28 Kasım 2013 06:00

Suriyeli işçiler: Savaş uzarsa fitne büyür

Çağlayan’daki Suriyeli, Rojavalı ve Antakyalı işçilerin anlattıklarına bakınca; bölge halklarının kendi kaderlerini özgürce belirlemeleri için, daha çok dayanışmaya ve tartışmaya ihtiyaç olduğu görülüyor.

Suriyeli işçiler: Savaş uzarsa fitne büyür
Paylaş

Ercüment AKDENİZ
İstanbul


Muhammed Ali Halepli bir Kürt genci, Aslen Afrin’li olduğunu söylüyor. Suriye’den kaçmadan önce takım elbise diken bir tekstil işçisiymiş. Suriye’deki son iki yılını Şam’da askerlik yaparak geçirmiş. Zorunlu askerlik süresi olan on beş ayı bitirmesine rağmen ordu ayrılmasına izin vermemiş, çünkü iç savaş giderek tırmanmaktaymış.

Savaştan ailesiyle birlikte kaçıp gelen Muhammedlerin evinde bugün altı kişi yaşıyor.
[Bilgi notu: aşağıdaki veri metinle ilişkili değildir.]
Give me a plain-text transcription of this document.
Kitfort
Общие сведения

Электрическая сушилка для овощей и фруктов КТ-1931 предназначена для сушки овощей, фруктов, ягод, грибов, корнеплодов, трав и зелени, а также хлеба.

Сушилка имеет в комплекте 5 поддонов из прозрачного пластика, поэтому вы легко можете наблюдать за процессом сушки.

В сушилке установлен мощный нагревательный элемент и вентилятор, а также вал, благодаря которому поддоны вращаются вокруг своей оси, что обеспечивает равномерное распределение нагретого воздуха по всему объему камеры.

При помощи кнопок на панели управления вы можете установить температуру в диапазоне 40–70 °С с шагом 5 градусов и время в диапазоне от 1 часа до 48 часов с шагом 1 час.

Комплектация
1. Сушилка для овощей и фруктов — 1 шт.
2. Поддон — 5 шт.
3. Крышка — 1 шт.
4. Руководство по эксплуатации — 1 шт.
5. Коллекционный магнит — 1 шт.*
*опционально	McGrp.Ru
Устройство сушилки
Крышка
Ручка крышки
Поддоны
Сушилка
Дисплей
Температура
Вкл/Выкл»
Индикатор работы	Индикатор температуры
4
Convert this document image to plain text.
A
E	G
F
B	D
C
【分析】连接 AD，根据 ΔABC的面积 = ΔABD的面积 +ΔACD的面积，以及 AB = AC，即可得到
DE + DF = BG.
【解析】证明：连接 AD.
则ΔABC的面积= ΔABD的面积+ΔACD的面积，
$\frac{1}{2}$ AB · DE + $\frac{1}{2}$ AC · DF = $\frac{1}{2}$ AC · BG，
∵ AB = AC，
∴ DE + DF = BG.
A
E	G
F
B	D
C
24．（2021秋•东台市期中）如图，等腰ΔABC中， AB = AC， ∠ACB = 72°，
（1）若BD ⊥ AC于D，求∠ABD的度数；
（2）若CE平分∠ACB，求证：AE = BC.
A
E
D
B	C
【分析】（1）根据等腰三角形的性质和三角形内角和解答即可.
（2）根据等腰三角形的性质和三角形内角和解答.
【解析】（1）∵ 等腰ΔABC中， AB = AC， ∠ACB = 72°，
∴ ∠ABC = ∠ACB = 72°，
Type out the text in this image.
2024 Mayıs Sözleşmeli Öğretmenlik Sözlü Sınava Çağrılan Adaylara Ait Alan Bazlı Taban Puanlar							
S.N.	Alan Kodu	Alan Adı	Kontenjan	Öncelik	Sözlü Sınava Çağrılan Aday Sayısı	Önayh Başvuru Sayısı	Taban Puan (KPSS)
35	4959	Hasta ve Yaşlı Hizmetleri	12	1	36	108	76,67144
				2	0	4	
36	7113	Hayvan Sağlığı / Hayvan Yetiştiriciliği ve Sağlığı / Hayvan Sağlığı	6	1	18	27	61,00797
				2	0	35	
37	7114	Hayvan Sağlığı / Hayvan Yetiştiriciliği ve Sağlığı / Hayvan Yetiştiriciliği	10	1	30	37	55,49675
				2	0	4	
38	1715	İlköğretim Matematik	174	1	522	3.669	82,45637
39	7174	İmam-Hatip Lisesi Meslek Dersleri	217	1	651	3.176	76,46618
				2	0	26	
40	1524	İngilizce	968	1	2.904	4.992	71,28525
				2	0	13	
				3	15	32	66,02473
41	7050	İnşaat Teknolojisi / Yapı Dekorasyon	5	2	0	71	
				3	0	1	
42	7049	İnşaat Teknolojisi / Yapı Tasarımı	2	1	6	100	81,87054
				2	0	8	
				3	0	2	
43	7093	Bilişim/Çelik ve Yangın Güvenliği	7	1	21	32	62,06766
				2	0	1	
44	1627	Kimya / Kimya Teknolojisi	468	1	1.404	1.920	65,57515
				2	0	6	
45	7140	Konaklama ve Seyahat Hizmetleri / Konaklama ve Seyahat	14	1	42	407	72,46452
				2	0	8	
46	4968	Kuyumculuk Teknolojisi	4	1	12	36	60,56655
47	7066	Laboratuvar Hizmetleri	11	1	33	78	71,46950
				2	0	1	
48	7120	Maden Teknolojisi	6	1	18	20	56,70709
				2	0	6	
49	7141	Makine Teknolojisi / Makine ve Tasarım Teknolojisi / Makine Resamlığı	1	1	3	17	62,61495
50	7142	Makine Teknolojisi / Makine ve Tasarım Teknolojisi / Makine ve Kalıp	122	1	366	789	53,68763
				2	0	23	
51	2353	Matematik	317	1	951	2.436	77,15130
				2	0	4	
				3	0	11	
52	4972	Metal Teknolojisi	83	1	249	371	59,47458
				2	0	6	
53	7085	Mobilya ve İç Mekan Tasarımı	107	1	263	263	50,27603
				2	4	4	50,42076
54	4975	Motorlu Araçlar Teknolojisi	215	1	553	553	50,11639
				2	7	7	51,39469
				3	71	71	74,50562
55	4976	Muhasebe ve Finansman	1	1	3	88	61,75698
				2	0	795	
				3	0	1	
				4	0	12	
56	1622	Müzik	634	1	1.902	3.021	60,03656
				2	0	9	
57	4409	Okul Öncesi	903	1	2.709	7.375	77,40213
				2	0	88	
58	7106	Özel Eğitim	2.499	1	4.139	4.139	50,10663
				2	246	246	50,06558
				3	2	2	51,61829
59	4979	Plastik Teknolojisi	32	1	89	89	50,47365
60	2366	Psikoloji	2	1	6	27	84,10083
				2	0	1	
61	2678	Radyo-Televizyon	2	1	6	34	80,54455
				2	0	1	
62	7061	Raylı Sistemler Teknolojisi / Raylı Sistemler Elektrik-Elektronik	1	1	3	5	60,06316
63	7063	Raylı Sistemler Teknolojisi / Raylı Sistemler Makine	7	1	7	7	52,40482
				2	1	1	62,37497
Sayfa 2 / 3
Çağlayan’da 600 TL’ye tuttukları bir evde kalıyorlar. Muhammed yine bildiği işi yapıyor yani tekstilde çalışıyor. Buradaki işçi ücretlerinin Suriye’den yüksek olduğunu söylüyor ve ekliyor: “Ama hayat da oradan pahalı!” Halep’te bir evleri yok artık, çünkü bombalanmış. Bugün mülteci olarak sığındıkları Türkiye’de kirada yaşamak zorundalar.  

BARZANİ’YE TEPKİ

Muhammed, Suriye’deki gelişmeleri sadece El Cezire televizyonundan izleyebildiklerini söylüyor. El Cezire’nin yaptığı haberlere doğruları söylemediği için tepki gösteriyorlar. Sorularımıza verdiği yanıttan anlıyoruz ki, Muhammed’in ne Barzani’nin Diyarbakır ziyaretinden ne de Nusaybin’de örülmeye çalışılan “Utanç Duvarı”ndan haberi var. Gelişmeleri kısaca anlatıp fikrini sorunca şöyle bir yorum yapıyor: “Biz Kürtler önceden Barzani’yi severdik ama artık sevmiyoruz. Çünkü YPG Suriye’de birçok şehit verirken, kanını akıtırken Barzani sadece seyretmekle kaldı. Bence Barzani Rojava’yı Iraklı Kürtlere bağlamak istemiyor. Eğer Nusaybin’de bir duvar örülüyorsa bu da aynı şekilde Türkiyeli Kürtlerle Rojavalı Kürtler arasına örülen bir duvardır.”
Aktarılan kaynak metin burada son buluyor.